Extinct genus of ferns

Weichselia is an extinct genus of fern. They were abundant from the Middle Jurassic to Early Cretaceous. While generally supposed to have affinities to Matoniaceae, some research has suggested that they have closer affinites to the Marattiales, though its morphology is strongly divergent from both of these groups. They are thought to have grown similar to modern tree ferns, with an upright stem topped with a crown of fronds. The genus filled multiple ecological niches, such as being the primary mangrove tree for millions of years.

== Evolutionary history ==
The genus first appeared in the Middle Jurassic with remains found in North Africa and Georgia. During the Early-mid Cretaceous, the genus had a wide distribution, having been found in Europe, East Asia, the Indian subcontinent, North Africa, southern North America and northern South America. The youngest remains of the genus are known from the early Late Cretaceous (Cenomanian) of Europe and North Africa. Remains are found in both continental and marginal marine deposits.

== Ecology ==
Weichselia has been interpreted as being xeromorphic, and has been suggested that they grew in savannah and/or coastal environments. It has also been proposed that they were primary colonisers following the destruction of pre-existing vegetation, particularly after wildfires. Others have indicated that the growth strategies of Weichselia are more consistent with fire tolerance, with the plant re-sprouting from buds in their trunks after a fire. Weichselia seems to have encountered wildfires on a regular basis, as charred pieces of the plant were the most frequently sampled remains in a study of 3338 Weichselia fragments from 25 different Early Cretaceous fossil sites.
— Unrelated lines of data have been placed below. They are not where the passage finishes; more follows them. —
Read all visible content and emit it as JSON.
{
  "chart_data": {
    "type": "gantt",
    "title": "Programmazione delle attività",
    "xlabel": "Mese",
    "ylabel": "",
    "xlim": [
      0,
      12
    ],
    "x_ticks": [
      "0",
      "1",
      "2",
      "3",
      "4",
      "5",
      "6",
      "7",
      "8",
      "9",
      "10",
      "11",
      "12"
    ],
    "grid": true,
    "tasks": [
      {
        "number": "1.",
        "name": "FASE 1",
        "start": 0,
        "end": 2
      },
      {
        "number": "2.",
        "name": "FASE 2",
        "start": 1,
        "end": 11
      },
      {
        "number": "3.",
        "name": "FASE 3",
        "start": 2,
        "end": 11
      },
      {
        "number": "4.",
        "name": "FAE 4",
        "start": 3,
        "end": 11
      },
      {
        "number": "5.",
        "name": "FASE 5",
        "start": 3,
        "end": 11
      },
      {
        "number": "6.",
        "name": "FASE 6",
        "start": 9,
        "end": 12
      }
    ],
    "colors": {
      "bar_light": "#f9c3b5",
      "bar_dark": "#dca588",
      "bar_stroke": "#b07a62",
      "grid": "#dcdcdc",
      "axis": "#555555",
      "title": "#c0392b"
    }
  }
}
Weichselia fossils have been recovered from both freshwater and brackish environments including rivers, lakes, lagoons, estuaries, deltas, and marshes. Some notable Weichselia-bearing deposits include the Sainte-Barbe Clays Formation and Bahariya Formation, which have also yielded historically significant Iguanodon and Spinosaurus specimens respectively.

It has been estimated that Weichselia could have grown to heights of around 8.57 meters (28.1 feet), and would have sexually reproduced via spores as seen in other ferns. The spores were located in double rows of sori along fertile fronds, however the rarity of these fronds in the fossil record has lead some to suggest that the plant may have dominantly reproduced via asexual vegetative reproduction instead.